Automatic guides for a model with discrete latent variables like Pyro

pankajb64 · March 1, 2023, 8:36am

I understand that when using Stochastic Variational Inference in Pyro, we can define auto guides like this for a model with discrete latent variables (source)

guide = AutoGuideList(my_model)
guide.append(AutoDiagonalNormal(poutine.block(model, hide=["assignment"])))

Can we do the same in Numpyro? If yes, is that the recommended way as opposed to defining manual guides, when using TraceEnumELBO?

fehiepsi · March 3, 2023, 3:57pm

Hi @pankajb64, currently, we don’t have support for this feature. Please feel free to make a feature request.

pankajb64 · March 6, 2023, 7:36am

@fehiepsi Unless I’m missing something, it seems this is possible?
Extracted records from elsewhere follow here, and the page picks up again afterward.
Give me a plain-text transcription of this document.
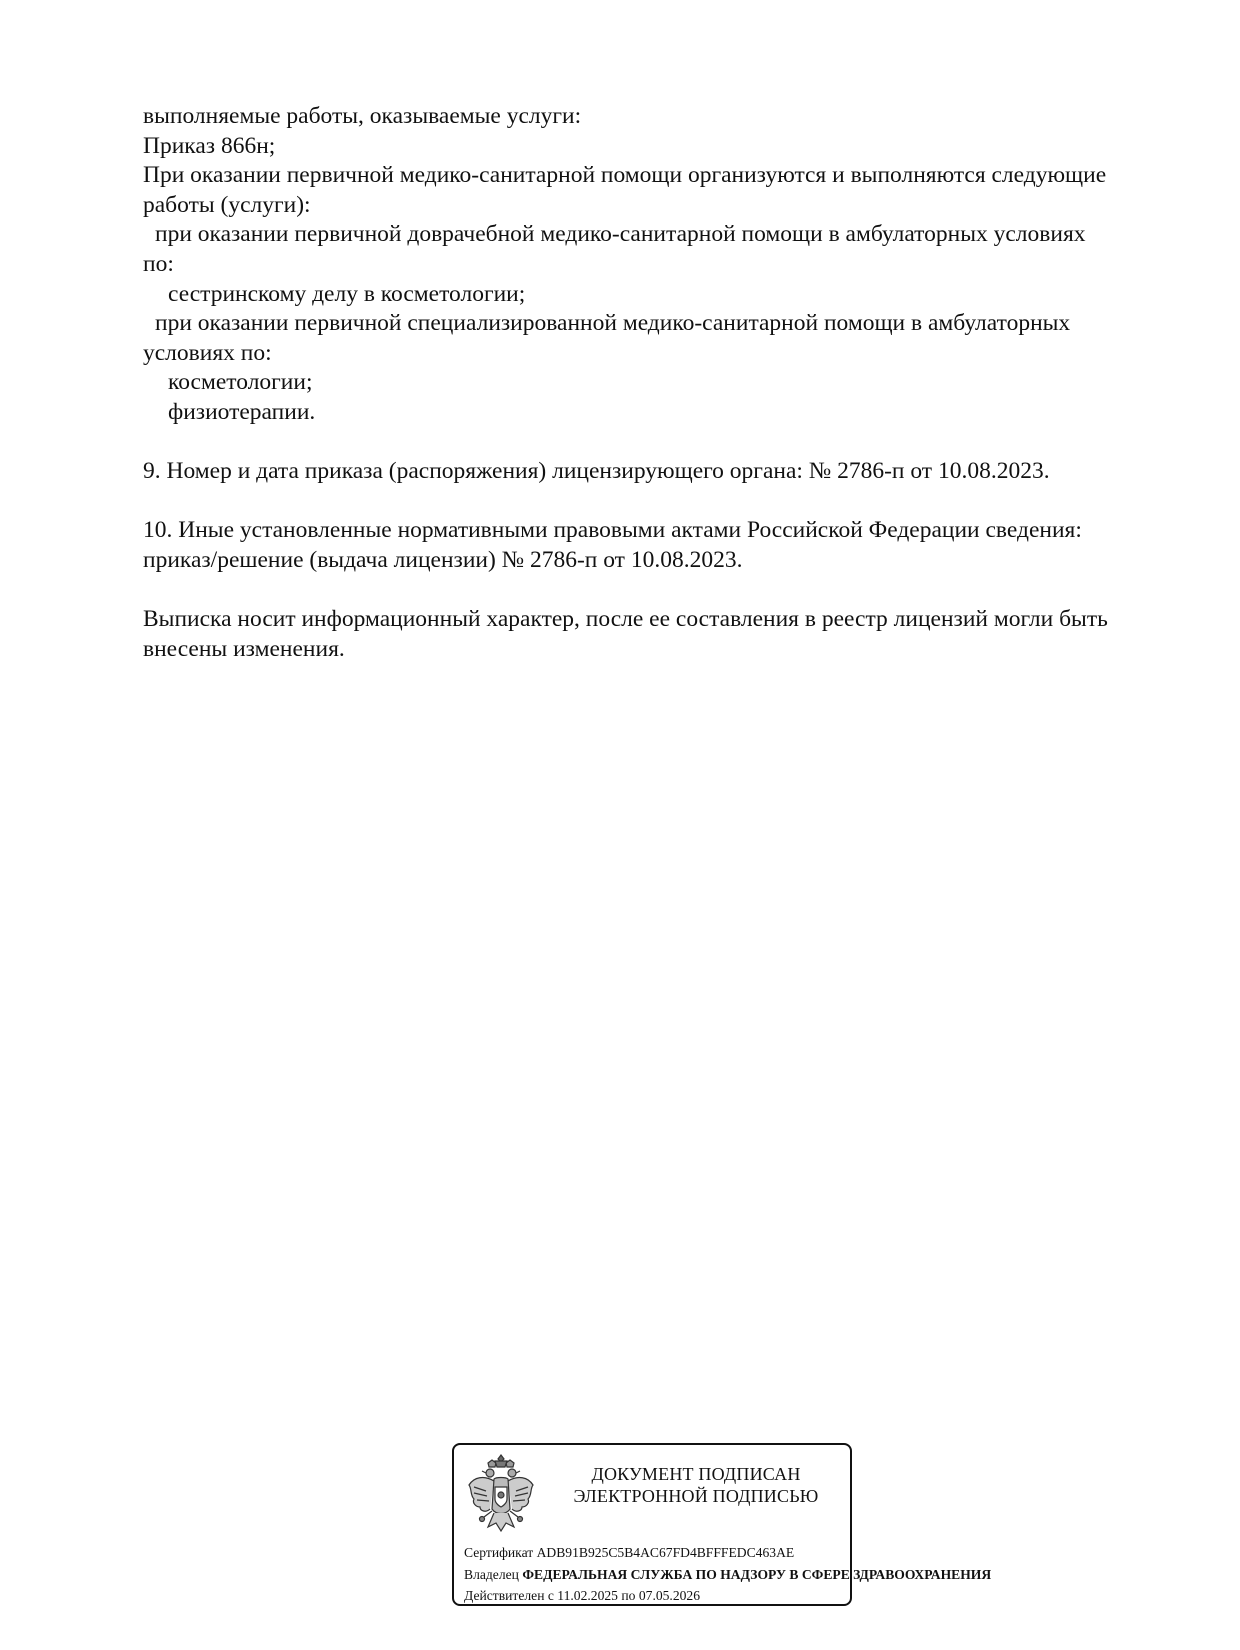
выполняемые работы, оказываемые услуги:
Приказ 866н;
При оказании первичной медико-санитарной помощи организуются и выполняются следующие
работы (услуги):
при оказании первичной доврачебной медико-санитарной помощи в амбулаторных условиях
по:
сестринскому делу в косметологии;
при оказании первичной специализированной медико-санитарной помощи в амбулаторных
условиях по:
косметологии;
физиотерапии.
9. Номер и дата приказа (распоряжения) лицензирующего органа: № 2786-п от 10.08.2023.
10. Иные установленные нормативными правовыми актами Российской Федерации сведения:
приказ/решение (выдача лицензии) № 2786-п от 10.08.2023.
Выписка носит информационный характер, после ее составления в реестр лицензий могли быть
внесены изменения.
ДОКУМЕНТ ПОДПИСАН
ЭЛЕКТРОННОЙ ПОДПИСЬЮ
Сертификат ADB91B925C5B4AC67FD4BFFFEDC463AE
Владелец ФЕДЕРАЛЬНАЯ СЛУЖБА ПО НАДЗОРУ В СФЕРЕ ЗДРАВООХРАНЕНИЯ
Действителен с 11.02.2025 по 07.05.2026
This post did it using SVI with hiding out discrete variables, and this one too.

I’m using a setup like this – I have two functions of my model, one with the discrete latent variable site hidden/blocked

def my_model(data):
        with numpyro.plate("L", L):
            with numpyro.handlers.block(), numpyro.handlers.seed(rng_seed=jrng_key):
                c = numpyro.sample("c", dist.Categorical(jnp.array(pi)), infer={'enumerate': 'parallel'})
          ... #rest of the model

and one where the discrete latent variable isn’t blocked/hidden.

def my_model_no_block_discrete(data):
        with numpyro.plate("L", L):
                c = numpyro.sample("c", dist.Categorical(jnp.array(pi)), infer={'enumerate': 'parallel'})
          ... #rest of the model

I use SVI AutoDelta to infer all the other variables (except the discrete latent variable)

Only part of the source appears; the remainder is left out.